700.000 junge Europäer haben sich an der Umfrage „Generation What“ beteiligt. Doch leider ist das Ergebnis wissenschaftlich gesehen wertlos. Es geht nur um den Hype. Und um den Wunsch, die 18- bis 34-Jährigen mögen doch bitte einmal wieder den Fernseher anmachen.

Download der Episode hier.
Opener: „Louis C K Generation of Spoiled Idiots“ von ENTAIRWORLD
Closer: „Millennials Don’t Exist! Adam Conover at Deep Shift“ von Adam Conover
Musik: „Sense in Working“ von Thomas Allan / CC BY-SA 3.0

+Skript zur Sendung
Ich bin ein Baby-Boomer. Gerade noch ein Baby-Boomer. Als Jahrgang 1964 bin ich gerade so an der Grenze. Hätte die Schwangerschaft überraschenderweise 14 Monate länger gedauert, dann wäre ich Teil der Generation X. Und damit ein grundlegend anderer Mensch geworden.
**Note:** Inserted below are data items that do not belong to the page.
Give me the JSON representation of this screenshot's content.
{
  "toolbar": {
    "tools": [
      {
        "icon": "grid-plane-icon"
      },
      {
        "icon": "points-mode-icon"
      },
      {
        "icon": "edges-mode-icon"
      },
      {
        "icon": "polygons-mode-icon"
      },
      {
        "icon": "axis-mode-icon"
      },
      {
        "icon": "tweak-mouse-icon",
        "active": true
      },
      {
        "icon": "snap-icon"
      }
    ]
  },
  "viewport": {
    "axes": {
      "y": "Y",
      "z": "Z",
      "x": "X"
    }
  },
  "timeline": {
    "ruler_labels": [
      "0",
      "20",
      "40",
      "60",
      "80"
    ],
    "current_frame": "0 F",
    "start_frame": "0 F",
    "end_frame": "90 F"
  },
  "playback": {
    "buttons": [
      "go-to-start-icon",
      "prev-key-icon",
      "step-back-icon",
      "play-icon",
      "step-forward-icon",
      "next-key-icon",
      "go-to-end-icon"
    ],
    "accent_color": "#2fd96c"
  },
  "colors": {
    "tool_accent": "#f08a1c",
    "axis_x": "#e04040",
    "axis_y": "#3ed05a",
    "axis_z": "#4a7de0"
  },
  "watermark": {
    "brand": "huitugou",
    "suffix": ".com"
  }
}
Die Generation X gilt dann bis einschließlich 31.12.1980, dann kommt die sagenumwobene Generation Y.

Um die sich meine Generation große Sorgen macht. In Amerika nennt man die die Millenials, und dort macht man sich gleich noch größere Sorgen. Diese Millennials, diese Generation der Digital Natives, die sind so faul und narzisstisch. Glotzen immer nur in ihre Handys und wollen in der Welt nichts erreichen. Die haben einfach Null Bock auf Kapitalismus.

Ach, halt ‘mal. Die Null-Bock-Generation, das waren doch wir. Die Punker, die Ökos, die Friedensbewegten, die Gesellschaftsverweigerer. Dichtete auf jeden Fall der Stern damals, als er unseren Eltern in einer langen Bilderstrecke ihre eigenen Kinder erklärte.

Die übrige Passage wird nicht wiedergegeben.